A referida operação, que ocorreu em 16/10/2014, foi concretizada nos seguintes termos: a Companhia aumentaria seu capital social no valor de pouco mais de R$ 862 milhões, de tal forma que mais de R$ 13 bilhões seriam atribuídos à reserva de capital, sendo emitidas 86.255.986 novas ações, ordinárias, nominativas, escriturais e sem valor nominal ao preço de R$ 160,00. 

Descrição das Operações:

O PRJ previa a operação financeira denominada de Bridge Finance. O Bridge Finance foi realizado e concretizado antes da deliberação da AGC, que foi tomada somente em 03/06/2014. Tal fato foi justificado pela necessidade urgente de caixa pela Companhia.

Assim, os Bridge Finance foram celebrados em 26/12/2013, 13/01/2014 e o empréstimo adicional em 15/04/2014, nos valores aproximados de US$ 15 milhões, US$ 50 milhões e US$ 73 milhões respectivamente, conforme se constata da análise das atas de assembleias, fatos relevante e demonstrações financeiras da Companhia. 
 
O PRJ previa, também, o Financiamento DIP. O Financiamento DIP injetaria na Companhia o valor de até R$ 730 milhões com a emissão de debêntures - créditos extraconcursais com garantias fiduciárias e reais, que conferem a seus subscritores uma condição super prioritária de pagamento em relação aos demais créditos – sendo que os valores decorrentes desta operação seriam destinados ao pagamento dos Bridge Finance, bem como à manutenção do caixa da Companhia à médio prazo.

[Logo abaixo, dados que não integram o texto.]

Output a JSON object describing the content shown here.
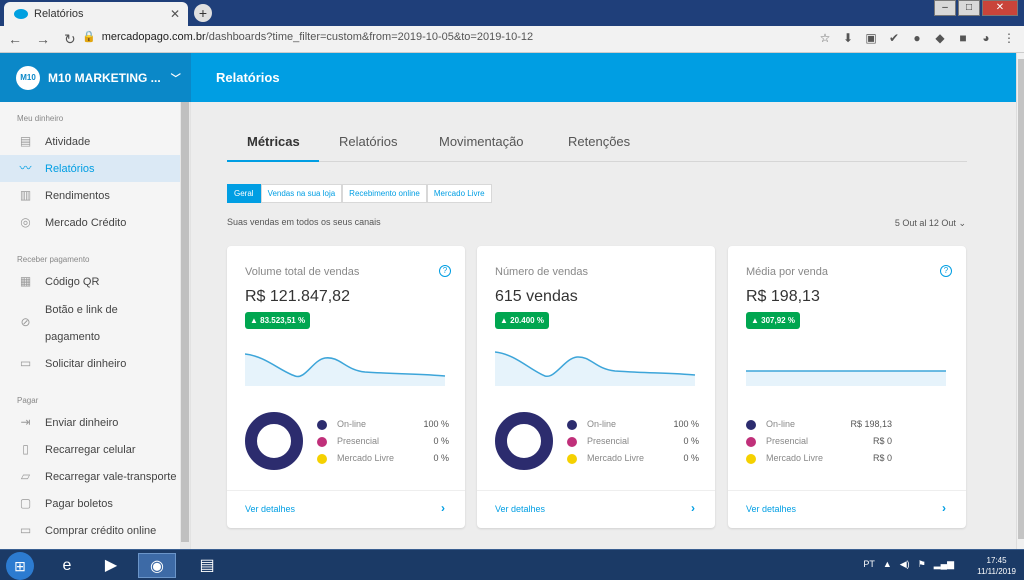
{
  "browser": {
    "tab_title": "Relatórios",
    "tab_close": "✕",
    "new_tab": "+",
    "url_domain": "mercadopago.com.br",
    "url_path": "/dashboards?time_filter=custom&from=2019-10-05&to=2019-10-12"
  },
  "header": {
    "account": "M10 MARKETING ...",
    "logo_text": "M10",
    "page_title": "Relatórios"
  },
  "sidebar": {
    "sections": [
      {
        "label": "Meu dinheiro"
      },
      {
        "label": "Receber pagamento"
      },
      {
        "label": "Pagar"
      }
    ],
    "items": [
      {
        "label": "Atividade",
        "icon": "activity-icon"
      },
      {
        "label": "Relatórios",
        "icon": "reports-icon"
      },
      {
        "label": "Rendimentos",
        "icon": "chart-icon"
      },
      {
        "label": "Mercado Crédito",
        "icon": "credit-icon"
      },
      {
        "label": "Código QR",
        "icon": "qr-icon"
      },
      {
        "label": "Botão e link de pagamento",
        "icon": "link-icon"
      },
      {
        "label": "Solicitar dinheiro",
        "icon": "request-icon"
      },
      {
        "label": "Enviar dinheiro",
        "icon": "send-icon"
      },
      {
        "label": "Recarregar celular",
        "icon": "phone-icon"
      },
      {
        "label": "Recarregar vale-transporte",
        "icon": "transport-icon"
      },
      {
        "label": "Pagar boletos",
        "icon": "bill-icon"
      },
      {
        "label": "Comprar crédito online",
        "icon": "card-icon"
      }
    ]
  },
  "tabs": [
    "Métricas",
    "Relatórios",
    "Movimentação",
    "Retenções"
  ],
  "filters": [
    "Geral",
    "Vendas na sua loja",
    "Recebimento online",
    "Mercado Livre"
  ],
  "subtitle": "Suas vendas em todos os seus canais",
  "date_range": "5 Out al 12 Out",
  "cards": [
    {
      "title": "Volume total de vendas",
      "value": "R$ 121.847,82",
      "badge": "▲ 83.523,51 %",
      "legend": [
        {
          "name": "On-line",
          "value": "100 %"
        },
        {
          "name": "Presencial",
          "value": "0 %"
        },
        {
          "name": "Mercado Livre",
          "value": "0 %"
        }
      ],
      "link": "Ver detalhes"
    },
    {
      "title": "Número de vendas",
      "value": "615 vendas",
      "badge": "▲ 20.400 %",
      "legend": [
        {
          "name": "On-line",
          "value": "100 %"
        },
        {
          "name": "Presencial",
          "value": "0 %"
        },
        {
          "name": "Mercado Livre",
          "value": "0 %"
        }
      ],
      "link": "Ver detalhes"
    },
    {
      "title": "Média por venda",
      "value": "R$ 198,13",
      "badge": "▲ 307,92 %",
      "legend": [
        {
          "name": "On-line",
          "value": "R$ 198,13"
        },
        {
          "name": "Presencial",
          "value": "R$ 0"
        },
        {
          "name": "Mercado Livre",
          "value": "R$ 0"
        }
      ],
      "link": "Ver detalhes"
    }
  ],
  "colors": {
    "accent": "#009ee3",
    "online": "#2c2c6e",
    "presencial": "#c0307a",
    "mercado_livre": "#f5d100",
    "badge": "#00a650"
  },
  "taskbar": {
    "language": "PT",
    "time": "17:45",
    "date": "11/11/2019"
  }
}
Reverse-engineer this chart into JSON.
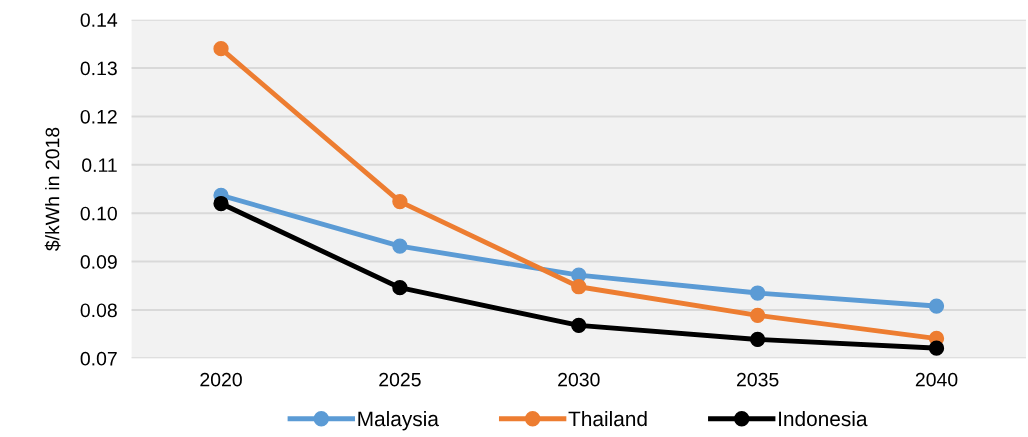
{
  "chart_data": {
    "type": "line",
    "ylabel": "$/kWh in 2018",
    "categories": [
      "2020",
      "2025",
      "2030",
      "2035",
      "2040"
    ],
    "series": [
      {
        "name": "Malaysia",
        "color": "#5b9bd5",
        "values": [
          0.1037,
          0.0932,
          0.0872,
          0.0835,
          0.0808
        ]
      },
      {
        "name": "Thailand",
        "color": "#ed7d31",
        "values": [
          0.134,
          0.1024,
          0.0848,
          0.0789,
          0.0741
        ]
      },
      {
        "name": "Indonesia",
        "color": "#000000",
        "values": [
          0.102,
          0.0846,
          0.0768,
          0.0739,
          0.0721
        ]
      }
    ],
    "ylim": [
      0.07,
      0.14
    ],
    "yticks": [
      {
        "value": 0.07,
        "label": "0.07"
      },
      {
        "value": 0.08,
        "label": "0.08"
      },
      {
        "value": 0.09,
        "label": "0.09"
      },
      {
        "value": 0.1,
        "label": "0.10"
      },
      {
        "value": 0.11,
        "label": "0.11"
      },
      {
        "value": 0.12,
        "label": "0.12"
      },
      {
        "value": 0.13,
        "label": "0.13"
      },
      {
        "value": 0.14,
        "label": "0.14"
      }
    ],
    "grid": "y",
    "legend": "bottom",
    "marker": "circle",
    "line_style": "solid"
  }
}
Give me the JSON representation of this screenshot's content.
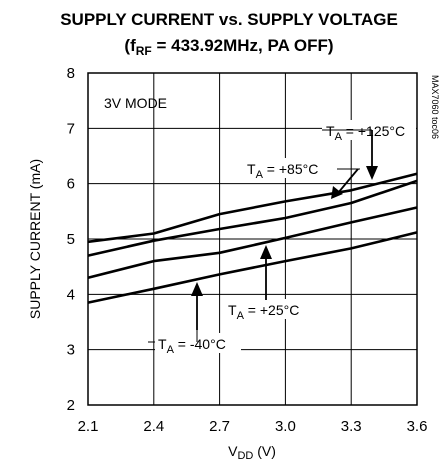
{
  "chart_data": {
    "type": "line",
    "title": "SUPPLY CURRENT vs. SUPPLY VOLTAGE",
    "subtitle": {
      "prefix": "(f",
      "sub": "RF",
      "suffix": " = 433.92MHz, PA OFF)"
    },
    "xlabel": {
      "main": "V",
      "sub": "DD",
      "suffix": " (V)"
    },
    "ylabel": "SUPPLY CURRENT (mA)",
    "xlim": [
      2.1,
      3.6
    ],
    "ylim": [
      2,
      8
    ],
    "xticks": [
      "2.1",
      "2.4",
      "2.7",
      "3.0",
      "3.3",
      "3.6"
    ],
    "yticks": [
      "2",
      "3",
      "4",
      "5",
      "6",
      "7",
      "8"
    ],
    "grid": true,
    "mode_label": "3V MODE",
    "figure_code": "MAX7060 toc06",
    "x": [
      2.1,
      2.4,
      2.7,
      3.0,
      3.3,
      3.6
    ],
    "series": [
      {
        "name": "+125°C",
        "values": [
          4.95,
          5.1,
          5.45,
          5.68,
          5.88,
          6.18
        ]
      },
      {
        "name": "+85°C",
        "values": [
          4.7,
          4.97,
          5.18,
          5.38,
          5.65,
          6.05
        ]
      },
      {
        "name": "+25°C",
        "values": [
          4.3,
          4.6,
          4.75,
          5.02,
          5.3,
          5.57
        ]
      },
      {
        "name": "-40°C",
        "values": [
          3.85,
          4.1,
          4.36,
          4.6,
          4.83,
          5.12
        ]
      }
    ],
    "annotations": [
      {
        "prefix": "T",
        "sub": "A",
        "text": " = +125°C"
      },
      {
        "prefix": "T",
        "sub": "A",
        "text": " = +85°C"
      },
      {
        "prefix": "T",
        "sub": "A",
        "text": " = +25°C"
      },
      {
        "prefix": "T",
        "sub": "A",
        "text": " = -40°C"
      }
    ]
  }
}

Já foram subscritas e integralizadas a primeira, segunda e terceira tranches do Financiamento DIP, ou seja, a Companhia já se capitalizou por meio das três tranches previstas no PRJ, nos valores aproximados de R$ 299 milhões e de R$ 215 milhões, respectivamente. 

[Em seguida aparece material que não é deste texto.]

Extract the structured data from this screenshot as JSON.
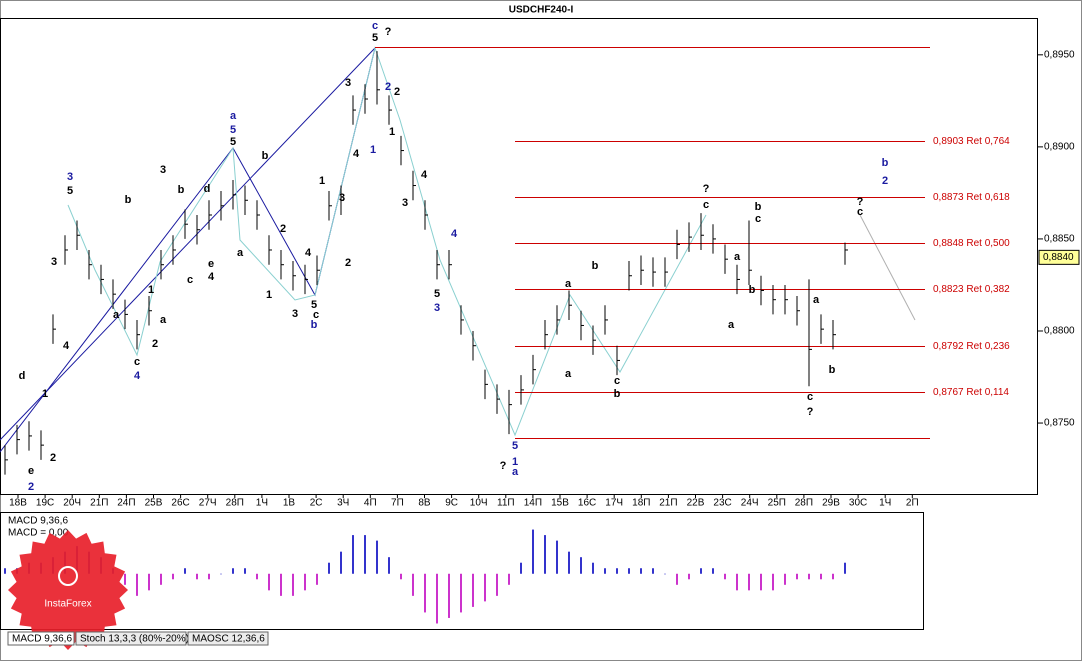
{
  "chart_data": [
    {
      "type": "ohlc",
      "title": "USDCHF240-I",
      "xtick_labels": [
        "18В",
        "19С",
        "20Ч",
        "21П",
        "24П",
        "25В",
        "26С",
        "27Ч",
        "28П",
        "1Ч",
        "1В",
        "2С",
        "3Ч",
        "4П",
        "7П",
        "8В",
        "9С",
        "10Ч",
        "11П",
        "14П",
        "15В",
        "16С",
        "17Ч",
        "18П",
        "21П",
        "22В",
        "23С",
        "24Ч",
        "25П",
        "28П",
        "29В",
        "30С",
        "1Ч",
        "2П"
      ],
      "high": [
        0.8738,
        0.8749,
        0.8751,
        0.8746,
        0.8809,
        0.8852,
        0.886,
        0.8844,
        0.8836,
        0.8828,
        0.8817,
        0.8806,
        0.8819,
        0.8844,
        0.8852,
        0.8866,
        0.8863,
        0.8871,
        0.8876,
        0.8882,
        0.8879,
        0.8871,
        0.8852,
        0.8844,
        0.8838,
        0.8836,
        0.8841,
        0.8876,
        0.8879,
        0.8928,
        0.8934,
        0.8952,
        0.8928,
        0.8906,
        0.8887,
        0.8871,
        0.8844,
        0.8844,
        0.8814,
        0.88,
        0.8779,
        0.8771,
        0.8768,
        0.8776,
        0.8787,
        0.8806,
        0.8814,
        0.8822,
        0.8811,
        0.8803,
        0.8814,
        0.8792,
        0.8838,
        0.8841,
        0.884,
        0.884,
        0.8855,
        0.8859,
        0.8864,
        0.8858,
        0.8847,
        0.8836,
        0.886,
        0.883,
        0.8825,
        0.8825,
        0.8819,
        0.8828,
        0.8809,
        0.8806,
        0.8848
      ],
      "low": [
        0.8722,
        0.8733,
        0.8735,
        0.873,
        0.8793,
        0.8836,
        0.8844,
        0.8828,
        0.882,
        0.8812,
        0.8801,
        0.879,
        0.8803,
        0.8828,
        0.8836,
        0.885,
        0.8847,
        0.8855,
        0.886,
        0.8866,
        0.8863,
        0.8855,
        0.8836,
        0.8828,
        0.8822,
        0.882,
        0.8825,
        0.886,
        0.8863,
        0.8912,
        0.8918,
        0.8923,
        0.8912,
        0.889,
        0.8871,
        0.8855,
        0.8828,
        0.8828,
        0.8798,
        0.8784,
        0.8763,
        0.8755,
        0.8744,
        0.876,
        0.8771,
        0.879,
        0.8798,
        0.8806,
        0.8795,
        0.8787,
        0.8798,
        0.8776,
        0.8822,
        0.8825,
        0.8824,
        0.8824,
        0.8839,
        0.8843,
        0.8844,
        0.8842,
        0.8831,
        0.882,
        0.8825,
        0.8814,
        0.8809,
        0.8809,
        0.8803,
        0.877,
        0.8793,
        0.879,
        0.8836
      ],
      "close": [
        0.873,
        0.8741,
        0.8743,
        0.8738,
        0.8801,
        0.8844,
        0.8852,
        0.8836,
        0.8828,
        0.882,
        0.8809,
        0.8798,
        0.8811,
        0.8836,
        0.8844,
        0.8858,
        0.8855,
        0.8863,
        0.8868,
        0.8874,
        0.8871,
        0.8863,
        0.8844,
        0.8836,
        0.883,
        0.8828,
        0.8833,
        0.8868,
        0.8871,
        0.892,
        0.8926,
        0.8931,
        0.892,
        0.8898,
        0.8879,
        0.8863,
        0.8836,
        0.8836,
        0.8806,
        0.8792,
        0.8771,
        0.8763,
        0.876,
        0.8768,
        0.8779,
        0.8798,
        0.8806,
        0.8814,
        0.8803,
        0.8795,
        0.8806,
        0.8784,
        0.883,
        0.8833,
        0.8832,
        0.8832,
        0.8847,
        0.8851,
        0.8852,
        0.885,
        0.8839,
        0.8828,
        0.8833,
        0.8822,
        0.8817,
        0.8817,
        0.8811,
        0.879,
        0.8801,
        0.8798,
        0.8844
      ],
      "color": "#000000",
      "ylim": [
        0.8712,
        0.897
      ],
      "yticks": [
        {
          "value": 0.875,
          "label": "0,8750"
        },
        {
          "value": 0.88,
          "label": "0,8800"
        },
        {
          "value": 0.885,
          "label": "0,8850"
        },
        {
          "value": 0.89,
          "label": "0,8900"
        },
        {
          "value": 0.895,
          "label": "0,8950"
        }
      ],
      "last_price": {
        "value": 0.884,
        "label": "0,8840"
      },
      "levels": [
        0.8954,
        {
          "value": 0.8903,
          "label": "0,8903 Ret 0,764"
        },
        {
          "value": 0.8873,
          "label": "0,8873 Ret 0,618"
        },
        {
          "value": 0.8848,
          "label": "0,8848 Ret 0,500"
        },
        {
          "value": 0.8823,
          "label": "0,8823 Ret 0,382"
        },
        {
          "value": 0.8792,
          "label": "0,8792 Ret 0,236"
        },
        {
          "value": 0.8767,
          "label": "0,8767 Ret 0,114"
        },
        0.8742
      ],
      "level_color": "#cc0000",
      "annotations": [
        "c",
        "5",
        "?",
        "a",
        "5",
        "5",
        "b",
        "3",
        "5",
        "3",
        "b",
        "d",
        "b",
        "3",
        "2",
        "2",
        "1",
        "1",
        "4",
        "1",
        "3",
        "4",
        "2",
        "5",
        "c",
        "b",
        "2",
        "1",
        "3",
        "e",
        "4",
        "a",
        "c",
        "3",
        "4",
        "d",
        "1",
        "2",
        "e",
        "2",
        "1",
        "a",
        "a",
        "c",
        "2",
        "4",
        "4",
        "3",
        "4",
        "5",
        "3",
        "5",
        "1",
        "a",
        "?",
        "a",
        "a",
        "b",
        "c",
        "b",
        "?",
        "c",
        "b",
        "c",
        "a",
        "b",
        "a",
        "a",
        "b",
        "c",
        "?",
        "?",
        "c",
        "b",
        "2"
      ]
    },
    {
      "type": "bar",
      "title": "MACD 9,36,6",
      "subtitle": "MACD = 0,00",
      "values": [
        0.0001,
        0.0001,
        0.0002,
        0.0002,
        0.0003,
        0.0004,
        0.0005,
        0.0004,
        0.0003,
        0.0001,
        -0.0002,
        -0.0004,
        -0.0003,
        -0.0002,
        -0.0001,
        0.0001,
        -0.0001,
        -0.0001,
        0,
        0.0001,
        0.0001,
        -0.0001,
        -0.0003,
        -0.0004,
        -0.0004,
        -0.0003,
        -0.0002,
        0.0002,
        0.0004,
        0.0007,
        0.0007,
        0.0006,
        0.0003,
        -0.0001,
        -0.0004,
        -0.0007,
        -0.0009,
        -0.0008,
        -0.0007,
        -0.0006,
        -0.0005,
        -0.0004,
        -0.0002,
        0.0002,
        0.0008,
        0.0007,
        0.0006,
        0.0004,
        0.0003,
        0.0002,
        0.0001,
        0.0001,
        0.0001,
        0.0001,
        0.0001,
        0,
        -0.0002,
        -0.0001,
        0.0001,
        0.0001,
        -0.0001,
        -0.0003,
        -0.0003,
        -0.0003,
        -0.0003,
        -0.0002,
        -0.0001,
        -0.0001,
        -0.0001,
        -0.0001,
        0.0002
      ],
      "ylim": [
        -0.001,
        0.0011
      ],
      "color": "#3333cc",
      "negative_color": "#cc33cc"
    }
  ],
  "tabs": [
    "MACD 9,36,6",
    "Stoch 13,3,3 (80%-20%)",
    "MAOSC 12,36,6"
  ],
  "logo": "InstaForex"
}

A última fase da operação prevista no PRJ da Companhia foi a operação de capitalização dos créditos concursais.

Assim, temos o panorama geral das operações referentes ao PRJ realizado pela Companhia, ou seja, desde o pedido de recuperação judicial distribuído em 30/10/2013 até a presente data. 

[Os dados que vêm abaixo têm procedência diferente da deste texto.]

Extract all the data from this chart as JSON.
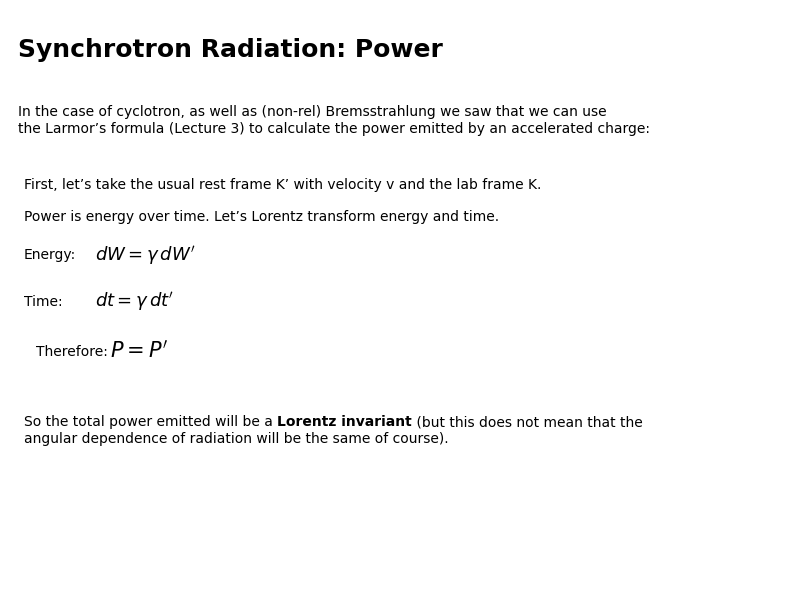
{
  "title": "Synchrotron Radiation: Power",
  "background_color": "#ffffff",
  "text_color": "#000000",
  "figsize": [
    7.94,
    5.95
  ],
  "dpi": 100,
  "para1_line1": "In the case of cyclotron, as well as (non-rel) Bremsstrahlung we saw that we can use",
  "para1_line2": "the Larmor’s formula (Lecture 3) to calculate the power emitted by an accelerated charge:",
  "line1": "First, let’s take the usual rest frame K’ with velocity v and the lab frame K.",
  "line2": "Power is energy over time. Let’s Lorentz transform energy and time.",
  "energy_label": "Energy:",
  "time_label": "Time:",
  "therefore_label": "Therefore:",
  "energy_eq": "$dW = \\gamma\\, dW'$",
  "time_eq": "$dt = \\gamma\\, dt'$",
  "therefore_eq": "$P = P'$",
  "para2_pre": "So the total power emitted will be a ",
  "para2_bold": "Lorentz invariant",
  "para2_post": " (but this does not mean that the",
  "para2_line2": "angular dependence of radiation will be the same of course).",
  "title_fontsize": 18,
  "body_fontsize": 10,
  "eq_fontsize": 13
}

Apresentadas as operações realizadas de acordo com o PRJ, para reestruturar a Companhia, a seguir alguns pontos considerados controversos pelos credores minoritários.

Tratamento Desigual:

Conforme se pode verificar dos autos do processo de recuperação judicial, houve diversas reclamações sobre a aprovação do PRJ, haja vista, desde sua a homologação, existirem credores insatisfeitos e contrários às operações realizadas. 

Os credores e o Ministério Público, na condição de custus legis, insatisfeitos com a modificação das condições financeiras do PRJ propostas na AGC, propuseram medidas judiciais – Agravo de Instrumento - contra a decisão de homologação do plano havida em 13/06/2014 - em razão da falta de publicidade em tempo hábil para participarem da subscrição das debêntures, principalmente, como subscritores do Primeiro DIP.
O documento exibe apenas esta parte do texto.